介護福祉施設でハーモニカのボランティア活動を続ける 菅 道一(すが みちかず)さん 緑町在住 69歳
響け音楽の力いつまでも
○…100曲以上の中から季節や好みに合わせて選曲し、大きな文字で歌詞が書かれたソングシートを持っていく。「顔が見えるから、歌詞カードは配らない。目と目でも会話ができるはず」。早期退職して13年、介護職に就いたと同時に始めたハーモニカボランティアは、介護施設の利用者が歌えることが前提。「非日常に触れ、昔を思い出し楽しんでくれるのがうれしい」。普段は表情の無いような人に笑顔が生まれることもあるという。「音楽には力がある」。力強く語った。
○…ハーモニカは父が小学6年のクリスマスにプレゼントしてくれた。それからというもの、ギターが流行っても、楽しい時も悲しい時も、傍らにはハーモニカがあった。結婚し2人の子どもが産まれるが、愛する妻がガンに蝕まれてしまう。切除手術をするも再発し、結婚10年も経たないうちに亡き人となってしまった。「彼女に大したことをしてやれなかった」と寂しそうに俯いた。「看取ることは、とても辛く悲しい。いつかそんな人の手助けができたら」。そんな思いから、介護とボランティアを「いつかやるんだ」と胸に秘めていた。以来男手一つで子ども2人を育て、今も毎月命日には、墓前に少しもの悲しいハーモニカの音色が響いている。

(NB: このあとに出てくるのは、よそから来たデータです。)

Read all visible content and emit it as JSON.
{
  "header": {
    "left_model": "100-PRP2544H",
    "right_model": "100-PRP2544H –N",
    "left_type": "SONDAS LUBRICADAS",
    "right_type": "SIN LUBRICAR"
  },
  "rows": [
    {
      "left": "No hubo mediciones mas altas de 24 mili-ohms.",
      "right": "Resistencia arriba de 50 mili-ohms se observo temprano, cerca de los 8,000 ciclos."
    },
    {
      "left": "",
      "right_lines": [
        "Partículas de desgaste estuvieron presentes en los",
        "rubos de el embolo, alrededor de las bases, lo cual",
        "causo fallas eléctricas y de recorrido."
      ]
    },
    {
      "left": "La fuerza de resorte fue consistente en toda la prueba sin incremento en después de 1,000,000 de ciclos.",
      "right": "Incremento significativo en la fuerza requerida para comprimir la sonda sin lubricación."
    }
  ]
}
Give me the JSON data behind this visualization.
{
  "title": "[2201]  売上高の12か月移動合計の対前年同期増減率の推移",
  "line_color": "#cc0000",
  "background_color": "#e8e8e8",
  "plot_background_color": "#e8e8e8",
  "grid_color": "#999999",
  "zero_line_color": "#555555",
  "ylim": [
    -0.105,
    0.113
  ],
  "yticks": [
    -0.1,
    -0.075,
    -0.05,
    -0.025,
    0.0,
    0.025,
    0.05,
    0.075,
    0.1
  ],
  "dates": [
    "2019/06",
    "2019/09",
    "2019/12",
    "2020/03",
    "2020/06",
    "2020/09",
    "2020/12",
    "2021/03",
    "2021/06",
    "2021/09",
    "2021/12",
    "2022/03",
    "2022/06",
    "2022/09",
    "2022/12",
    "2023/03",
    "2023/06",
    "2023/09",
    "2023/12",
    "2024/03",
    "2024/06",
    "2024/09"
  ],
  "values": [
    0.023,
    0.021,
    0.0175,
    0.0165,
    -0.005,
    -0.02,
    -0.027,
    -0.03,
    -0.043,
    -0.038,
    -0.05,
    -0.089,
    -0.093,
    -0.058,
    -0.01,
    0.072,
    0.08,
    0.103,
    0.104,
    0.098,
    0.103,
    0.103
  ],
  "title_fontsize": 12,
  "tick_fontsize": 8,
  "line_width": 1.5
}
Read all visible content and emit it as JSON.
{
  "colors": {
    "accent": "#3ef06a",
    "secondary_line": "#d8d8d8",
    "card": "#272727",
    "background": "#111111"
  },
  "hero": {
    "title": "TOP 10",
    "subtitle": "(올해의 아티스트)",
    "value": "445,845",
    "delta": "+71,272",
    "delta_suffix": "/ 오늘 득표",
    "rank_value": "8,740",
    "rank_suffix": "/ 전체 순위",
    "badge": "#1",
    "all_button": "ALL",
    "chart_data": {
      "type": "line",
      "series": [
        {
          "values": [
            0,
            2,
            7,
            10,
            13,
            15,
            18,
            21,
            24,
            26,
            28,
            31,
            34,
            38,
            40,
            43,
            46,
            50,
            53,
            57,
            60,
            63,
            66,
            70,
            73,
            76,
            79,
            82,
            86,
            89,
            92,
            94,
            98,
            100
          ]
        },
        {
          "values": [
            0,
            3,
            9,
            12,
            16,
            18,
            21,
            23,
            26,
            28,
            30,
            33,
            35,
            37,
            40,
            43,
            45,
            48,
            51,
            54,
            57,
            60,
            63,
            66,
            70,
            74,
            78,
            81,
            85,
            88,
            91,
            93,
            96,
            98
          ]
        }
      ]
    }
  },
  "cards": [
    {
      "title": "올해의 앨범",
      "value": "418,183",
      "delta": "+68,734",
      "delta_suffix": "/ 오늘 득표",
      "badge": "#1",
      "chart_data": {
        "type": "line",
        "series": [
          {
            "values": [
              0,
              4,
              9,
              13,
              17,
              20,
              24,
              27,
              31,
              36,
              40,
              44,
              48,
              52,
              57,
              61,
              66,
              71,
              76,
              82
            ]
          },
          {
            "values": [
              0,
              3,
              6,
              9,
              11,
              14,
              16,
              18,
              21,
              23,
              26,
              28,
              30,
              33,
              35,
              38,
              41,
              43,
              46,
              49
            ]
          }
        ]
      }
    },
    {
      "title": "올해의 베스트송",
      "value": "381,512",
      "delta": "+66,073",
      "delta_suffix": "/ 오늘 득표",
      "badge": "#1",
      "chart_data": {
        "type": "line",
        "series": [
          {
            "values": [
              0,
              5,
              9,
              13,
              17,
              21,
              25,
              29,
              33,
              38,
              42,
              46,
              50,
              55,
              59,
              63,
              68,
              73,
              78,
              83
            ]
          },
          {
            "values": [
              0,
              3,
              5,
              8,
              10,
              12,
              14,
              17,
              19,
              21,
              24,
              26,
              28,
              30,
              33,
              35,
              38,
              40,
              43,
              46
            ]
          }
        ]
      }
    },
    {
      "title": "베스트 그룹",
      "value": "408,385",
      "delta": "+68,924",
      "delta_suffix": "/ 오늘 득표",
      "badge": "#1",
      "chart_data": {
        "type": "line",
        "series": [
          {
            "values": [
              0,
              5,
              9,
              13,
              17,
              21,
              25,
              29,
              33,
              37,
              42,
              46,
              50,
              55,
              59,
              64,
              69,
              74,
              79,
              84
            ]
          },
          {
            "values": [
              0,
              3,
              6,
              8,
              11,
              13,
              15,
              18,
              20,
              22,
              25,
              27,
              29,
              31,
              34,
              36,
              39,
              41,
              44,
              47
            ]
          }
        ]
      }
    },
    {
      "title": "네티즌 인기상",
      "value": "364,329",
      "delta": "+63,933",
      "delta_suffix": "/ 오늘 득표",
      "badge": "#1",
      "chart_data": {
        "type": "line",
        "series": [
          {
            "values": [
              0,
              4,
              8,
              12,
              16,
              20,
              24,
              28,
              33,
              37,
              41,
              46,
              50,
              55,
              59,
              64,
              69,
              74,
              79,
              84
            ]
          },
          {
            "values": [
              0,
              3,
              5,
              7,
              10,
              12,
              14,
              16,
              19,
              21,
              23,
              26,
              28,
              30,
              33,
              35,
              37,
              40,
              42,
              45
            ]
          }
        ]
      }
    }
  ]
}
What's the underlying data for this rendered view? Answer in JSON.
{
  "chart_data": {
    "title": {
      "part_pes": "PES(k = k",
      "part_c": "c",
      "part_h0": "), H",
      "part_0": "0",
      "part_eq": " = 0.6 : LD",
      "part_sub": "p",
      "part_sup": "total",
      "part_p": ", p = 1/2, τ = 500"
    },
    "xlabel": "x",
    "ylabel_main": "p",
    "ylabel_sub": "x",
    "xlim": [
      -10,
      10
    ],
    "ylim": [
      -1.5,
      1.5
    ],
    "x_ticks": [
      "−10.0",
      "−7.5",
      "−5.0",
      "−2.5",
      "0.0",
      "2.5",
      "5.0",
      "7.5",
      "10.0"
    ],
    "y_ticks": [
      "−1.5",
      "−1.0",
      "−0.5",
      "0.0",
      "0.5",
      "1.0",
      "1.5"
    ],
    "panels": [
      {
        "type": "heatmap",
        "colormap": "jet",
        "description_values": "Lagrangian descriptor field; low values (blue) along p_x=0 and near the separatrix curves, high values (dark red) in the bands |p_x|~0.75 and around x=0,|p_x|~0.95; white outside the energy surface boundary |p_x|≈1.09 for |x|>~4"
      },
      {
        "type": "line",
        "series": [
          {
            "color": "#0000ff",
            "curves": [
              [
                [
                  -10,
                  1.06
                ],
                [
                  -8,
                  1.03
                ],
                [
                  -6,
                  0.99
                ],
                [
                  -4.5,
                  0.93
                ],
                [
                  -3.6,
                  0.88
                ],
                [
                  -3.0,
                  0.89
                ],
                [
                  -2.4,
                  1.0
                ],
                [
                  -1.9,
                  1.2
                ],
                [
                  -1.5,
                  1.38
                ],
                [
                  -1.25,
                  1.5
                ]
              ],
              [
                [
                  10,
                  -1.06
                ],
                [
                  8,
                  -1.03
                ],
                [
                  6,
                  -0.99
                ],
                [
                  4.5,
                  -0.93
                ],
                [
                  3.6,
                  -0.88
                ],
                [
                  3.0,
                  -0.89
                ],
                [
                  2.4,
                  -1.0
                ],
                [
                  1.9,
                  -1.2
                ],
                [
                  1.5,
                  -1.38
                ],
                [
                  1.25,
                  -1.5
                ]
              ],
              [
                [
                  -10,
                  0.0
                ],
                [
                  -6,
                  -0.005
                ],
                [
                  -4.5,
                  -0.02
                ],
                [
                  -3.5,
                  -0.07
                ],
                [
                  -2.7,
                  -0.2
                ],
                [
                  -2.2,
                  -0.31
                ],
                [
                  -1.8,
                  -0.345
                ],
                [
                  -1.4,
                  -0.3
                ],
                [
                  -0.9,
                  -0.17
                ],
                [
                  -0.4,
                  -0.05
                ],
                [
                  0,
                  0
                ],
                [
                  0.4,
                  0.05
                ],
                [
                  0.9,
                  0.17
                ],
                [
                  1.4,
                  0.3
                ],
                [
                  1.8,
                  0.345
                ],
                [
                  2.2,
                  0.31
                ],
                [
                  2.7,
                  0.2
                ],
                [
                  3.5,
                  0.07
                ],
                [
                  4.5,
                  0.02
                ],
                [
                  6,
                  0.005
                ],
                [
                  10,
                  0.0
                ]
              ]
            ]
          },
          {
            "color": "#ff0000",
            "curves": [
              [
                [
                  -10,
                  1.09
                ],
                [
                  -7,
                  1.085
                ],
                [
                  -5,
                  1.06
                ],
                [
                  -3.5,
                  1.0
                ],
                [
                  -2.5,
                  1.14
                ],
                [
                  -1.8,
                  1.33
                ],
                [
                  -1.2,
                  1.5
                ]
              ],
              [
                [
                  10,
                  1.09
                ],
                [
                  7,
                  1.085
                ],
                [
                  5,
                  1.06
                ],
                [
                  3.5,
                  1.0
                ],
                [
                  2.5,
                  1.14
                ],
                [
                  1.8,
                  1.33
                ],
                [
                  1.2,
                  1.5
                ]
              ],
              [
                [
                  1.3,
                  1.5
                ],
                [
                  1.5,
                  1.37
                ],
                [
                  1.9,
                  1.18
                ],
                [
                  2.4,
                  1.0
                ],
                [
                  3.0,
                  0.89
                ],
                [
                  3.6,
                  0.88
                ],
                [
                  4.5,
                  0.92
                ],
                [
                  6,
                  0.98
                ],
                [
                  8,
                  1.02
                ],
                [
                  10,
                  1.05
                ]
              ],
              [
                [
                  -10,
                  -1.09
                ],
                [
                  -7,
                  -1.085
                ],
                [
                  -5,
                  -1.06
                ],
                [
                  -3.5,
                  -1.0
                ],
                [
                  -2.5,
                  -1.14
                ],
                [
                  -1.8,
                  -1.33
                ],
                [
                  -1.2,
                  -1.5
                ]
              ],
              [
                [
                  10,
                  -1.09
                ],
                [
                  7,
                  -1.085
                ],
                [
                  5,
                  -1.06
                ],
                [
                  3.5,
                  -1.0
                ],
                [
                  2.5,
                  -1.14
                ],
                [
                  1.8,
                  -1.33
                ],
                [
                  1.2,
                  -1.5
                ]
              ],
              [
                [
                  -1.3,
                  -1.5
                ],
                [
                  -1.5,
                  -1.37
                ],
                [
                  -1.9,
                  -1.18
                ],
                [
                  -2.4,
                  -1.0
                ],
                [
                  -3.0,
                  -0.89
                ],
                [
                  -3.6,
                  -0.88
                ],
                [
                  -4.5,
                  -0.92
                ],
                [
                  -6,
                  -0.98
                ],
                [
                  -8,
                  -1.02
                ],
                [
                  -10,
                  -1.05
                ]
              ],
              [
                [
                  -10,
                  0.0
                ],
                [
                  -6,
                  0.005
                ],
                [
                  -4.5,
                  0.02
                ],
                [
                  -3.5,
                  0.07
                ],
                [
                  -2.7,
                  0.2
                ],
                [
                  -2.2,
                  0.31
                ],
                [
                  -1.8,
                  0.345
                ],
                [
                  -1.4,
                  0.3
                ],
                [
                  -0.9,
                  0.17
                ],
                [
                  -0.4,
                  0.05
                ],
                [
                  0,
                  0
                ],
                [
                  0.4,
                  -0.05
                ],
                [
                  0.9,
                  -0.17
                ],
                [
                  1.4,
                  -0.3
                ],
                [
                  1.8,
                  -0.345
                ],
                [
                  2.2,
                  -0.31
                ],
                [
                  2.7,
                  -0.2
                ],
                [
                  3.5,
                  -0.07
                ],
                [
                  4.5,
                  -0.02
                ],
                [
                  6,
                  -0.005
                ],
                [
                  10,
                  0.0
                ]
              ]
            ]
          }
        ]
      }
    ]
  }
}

○…横浜に生まれ、小学生の時に父の仕事の関係で秦野に引っ越してきた。「良い友人たちに恵まれ、すぐに馴染んだ」。就職し離れていた秦野に昨年再び戻り「竹馬の友との親交を忙しいほど温めていますよ」とにっこり。かたわら息子夫婦と韓国に足を運び、現地でもボランティア活動に励んだ。「いつか意思疎通できるように」と毎週韓国語教室に通う。「東京五輪までには道案内ができる位にはなるよ」と意欲満々。「歳を重ねることを恐れないでほしい。『今さら』ではなくて『今から』ですよ」。力強く心地よいハーモニカのメロディーが、お年寄りたちに活力を与える。